In bblonde, damaged brain on 11/07/2006 at 1:57 am

So, I have a confession to make. I buy a single lottery ticket every wednesday, without fail. This past week a ‘friend’ informs me matter of factly that therapy may be required for what is clearly and obviously a gambling addiction. Luckily for her there weren’t any heavy object immediately discernable to throw but it did jostle my sensitive memory cells about the subject
Fact is, our perception of brain damage has never really extended to our own behavioral patterns, particularly when it involves recurring but non-intrusive compulsive activities like gambling. Even in the face of pretty concrete neurological evidence dating as far back as 2003, gambling is still categorized as an impulse control disorder, where even hard core pathological gamblers are considered ‘healthy’ with respect to their cognitive behavior. To save my failing brain (sigh) the trouble of summarizing badly, I have dug up for you gentle readers, the original abstract in its entirety innocently titled;

Brain damage and addictive behavior: a neuropsychological and electroencephalogram investigation with pathologic gamblers. Enjoy while I rip up my lottery ticket… ;

BACKGROUND: Gambling is a form of nonsubstance addiction classified as an impulse control disorder. Pathologic gamblers are considered healthy with respect to their cognitive status. Lesions of the frontolimbic systems, mostly of the right hemisphere, are associated with addictive behavior. Because gamblers are not regarded as “brain-lesioned” and gambling is nontoxic, gambling is a model to test whether addicted “healthy” people are relatively impaired in frontolimbic neuropsychological functions. METHODS: Twenty-one nonsubstance dependent gamblers and nineteen healthy subjects underwent a behavioral neurologic interview centered on incidence, origin, and symptoms of possible brain damage, a neuropsychological examination, and an electroencephalogram.
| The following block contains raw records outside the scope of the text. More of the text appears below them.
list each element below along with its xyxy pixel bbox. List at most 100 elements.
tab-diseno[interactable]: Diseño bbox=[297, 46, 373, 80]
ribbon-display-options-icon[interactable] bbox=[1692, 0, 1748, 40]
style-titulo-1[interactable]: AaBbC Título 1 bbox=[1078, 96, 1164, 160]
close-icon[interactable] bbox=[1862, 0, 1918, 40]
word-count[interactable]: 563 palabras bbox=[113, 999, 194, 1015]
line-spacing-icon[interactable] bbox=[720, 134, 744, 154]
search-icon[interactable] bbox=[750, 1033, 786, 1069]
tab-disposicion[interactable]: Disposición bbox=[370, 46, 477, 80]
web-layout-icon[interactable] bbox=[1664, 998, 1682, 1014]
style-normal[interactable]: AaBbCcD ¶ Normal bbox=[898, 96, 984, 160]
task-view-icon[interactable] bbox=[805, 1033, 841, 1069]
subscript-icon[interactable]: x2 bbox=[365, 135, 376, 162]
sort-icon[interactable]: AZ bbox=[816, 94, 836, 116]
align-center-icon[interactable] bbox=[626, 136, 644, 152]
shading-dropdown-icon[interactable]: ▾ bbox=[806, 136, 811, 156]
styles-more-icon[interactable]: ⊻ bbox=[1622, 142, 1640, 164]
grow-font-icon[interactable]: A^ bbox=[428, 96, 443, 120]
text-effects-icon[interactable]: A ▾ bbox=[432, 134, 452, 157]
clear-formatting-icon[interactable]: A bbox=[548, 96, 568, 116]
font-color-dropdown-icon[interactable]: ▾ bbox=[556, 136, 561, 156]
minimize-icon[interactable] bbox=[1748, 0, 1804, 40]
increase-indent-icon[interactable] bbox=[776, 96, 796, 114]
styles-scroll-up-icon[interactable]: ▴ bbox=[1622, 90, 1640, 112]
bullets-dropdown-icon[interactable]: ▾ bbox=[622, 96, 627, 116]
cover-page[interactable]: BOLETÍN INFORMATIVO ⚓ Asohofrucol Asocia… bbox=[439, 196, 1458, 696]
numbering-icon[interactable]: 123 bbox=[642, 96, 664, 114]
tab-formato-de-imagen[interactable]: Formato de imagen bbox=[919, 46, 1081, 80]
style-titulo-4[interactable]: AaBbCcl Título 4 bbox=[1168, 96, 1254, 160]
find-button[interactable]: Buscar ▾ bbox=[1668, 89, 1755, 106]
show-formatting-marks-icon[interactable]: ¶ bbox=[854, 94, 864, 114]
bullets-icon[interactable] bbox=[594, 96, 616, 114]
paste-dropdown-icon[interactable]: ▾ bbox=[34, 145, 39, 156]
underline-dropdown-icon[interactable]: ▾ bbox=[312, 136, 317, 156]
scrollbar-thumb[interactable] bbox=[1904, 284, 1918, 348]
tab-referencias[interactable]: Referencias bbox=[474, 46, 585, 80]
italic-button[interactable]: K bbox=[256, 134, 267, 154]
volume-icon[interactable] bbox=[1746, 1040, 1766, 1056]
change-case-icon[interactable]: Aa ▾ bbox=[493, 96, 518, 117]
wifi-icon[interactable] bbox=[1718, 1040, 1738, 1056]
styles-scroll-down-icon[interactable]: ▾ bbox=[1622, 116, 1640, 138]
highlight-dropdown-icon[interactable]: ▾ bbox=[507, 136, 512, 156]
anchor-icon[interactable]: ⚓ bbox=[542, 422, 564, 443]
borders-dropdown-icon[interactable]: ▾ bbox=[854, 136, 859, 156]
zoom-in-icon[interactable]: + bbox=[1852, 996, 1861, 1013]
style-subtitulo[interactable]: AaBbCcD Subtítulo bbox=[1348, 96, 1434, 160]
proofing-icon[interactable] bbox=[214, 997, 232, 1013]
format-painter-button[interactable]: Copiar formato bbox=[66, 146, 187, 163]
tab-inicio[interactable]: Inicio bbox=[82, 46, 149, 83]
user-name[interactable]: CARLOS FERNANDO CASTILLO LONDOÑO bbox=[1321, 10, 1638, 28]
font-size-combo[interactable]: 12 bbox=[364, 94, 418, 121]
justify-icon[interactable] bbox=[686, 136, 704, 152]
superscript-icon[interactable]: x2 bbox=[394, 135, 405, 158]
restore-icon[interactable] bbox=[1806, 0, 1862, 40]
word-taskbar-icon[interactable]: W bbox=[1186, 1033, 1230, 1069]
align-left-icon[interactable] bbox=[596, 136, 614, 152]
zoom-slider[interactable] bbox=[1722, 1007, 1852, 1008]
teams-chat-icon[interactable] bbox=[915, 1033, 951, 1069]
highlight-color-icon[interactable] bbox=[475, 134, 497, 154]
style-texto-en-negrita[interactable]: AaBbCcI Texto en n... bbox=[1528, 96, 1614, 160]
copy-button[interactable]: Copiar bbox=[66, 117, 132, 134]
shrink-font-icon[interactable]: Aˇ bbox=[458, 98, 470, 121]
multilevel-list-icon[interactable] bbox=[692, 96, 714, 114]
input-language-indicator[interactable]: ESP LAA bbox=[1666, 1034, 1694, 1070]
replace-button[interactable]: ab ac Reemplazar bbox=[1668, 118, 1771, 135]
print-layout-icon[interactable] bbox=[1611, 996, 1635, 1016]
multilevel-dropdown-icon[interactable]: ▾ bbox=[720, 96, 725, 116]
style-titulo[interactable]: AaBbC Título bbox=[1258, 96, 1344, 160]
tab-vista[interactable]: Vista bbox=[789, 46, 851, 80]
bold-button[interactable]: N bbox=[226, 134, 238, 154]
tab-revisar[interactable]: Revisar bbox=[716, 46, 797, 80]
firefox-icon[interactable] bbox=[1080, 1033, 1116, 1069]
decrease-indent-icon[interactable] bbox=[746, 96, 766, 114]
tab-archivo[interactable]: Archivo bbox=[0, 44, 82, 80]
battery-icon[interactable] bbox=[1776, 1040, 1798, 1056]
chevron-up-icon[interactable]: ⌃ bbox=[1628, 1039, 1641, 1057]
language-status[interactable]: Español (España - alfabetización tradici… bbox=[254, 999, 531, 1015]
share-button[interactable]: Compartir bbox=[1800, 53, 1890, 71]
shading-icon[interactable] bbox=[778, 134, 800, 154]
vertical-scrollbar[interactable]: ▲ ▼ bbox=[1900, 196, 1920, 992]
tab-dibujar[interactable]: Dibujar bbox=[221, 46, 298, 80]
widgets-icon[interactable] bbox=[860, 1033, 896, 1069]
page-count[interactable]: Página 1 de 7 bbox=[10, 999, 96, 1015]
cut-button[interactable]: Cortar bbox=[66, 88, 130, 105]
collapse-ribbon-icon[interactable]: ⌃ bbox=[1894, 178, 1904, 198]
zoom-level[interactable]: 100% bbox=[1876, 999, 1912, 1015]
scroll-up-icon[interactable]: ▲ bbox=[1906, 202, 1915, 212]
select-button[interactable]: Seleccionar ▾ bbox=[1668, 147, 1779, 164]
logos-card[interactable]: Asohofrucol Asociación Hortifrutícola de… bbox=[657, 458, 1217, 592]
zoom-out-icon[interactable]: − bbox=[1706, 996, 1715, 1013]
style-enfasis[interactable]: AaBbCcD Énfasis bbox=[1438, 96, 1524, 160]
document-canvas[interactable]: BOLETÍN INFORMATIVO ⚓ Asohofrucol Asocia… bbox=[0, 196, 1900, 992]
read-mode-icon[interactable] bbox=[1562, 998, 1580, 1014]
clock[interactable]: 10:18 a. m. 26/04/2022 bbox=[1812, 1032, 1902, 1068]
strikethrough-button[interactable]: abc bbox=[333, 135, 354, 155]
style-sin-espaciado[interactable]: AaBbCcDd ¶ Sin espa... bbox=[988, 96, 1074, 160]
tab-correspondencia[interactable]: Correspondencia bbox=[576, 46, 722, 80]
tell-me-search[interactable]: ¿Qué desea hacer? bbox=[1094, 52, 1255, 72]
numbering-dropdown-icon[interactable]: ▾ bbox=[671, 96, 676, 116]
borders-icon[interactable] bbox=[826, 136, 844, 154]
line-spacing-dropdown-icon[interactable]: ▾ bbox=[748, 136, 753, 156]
RESULTS: Seventeen gamblers (81%) had a positive medical history for brain damage (mainly traumatic head injury, pre- or perinatal complications). The gamblers, compared with the controls, were significantly more impaired in concentration, memory, and executive functions, and evidenced a higher prevalence of non-right-handedness (43%) and, non-left-hemisphere language dominance (52%). Electroencephalogram (EEG) revealed dysfunctional activity in 65% of the gamblers, compared with 26% of controls. CONCLUSIONS: This study shows that the “healthy” gamblers are indeed brain-damaged. Compared with a matched control population, pathologic gamblers evidenced more brain injuries, more fronto-temporo-limbic neuropsychological dysfunctions and more EEG abnormalities. The authors thus conjecture that addictive gambling may be a consequence of brain damage, especially of the frontolimbic systems, a finding that may well have medicolegal consequences.
Dr.Regard M, Dr. Knoch D, Dr. Gutling E, Dr. Landis T.
Department of Neurology, University Hospital, Zurich, Switzerland.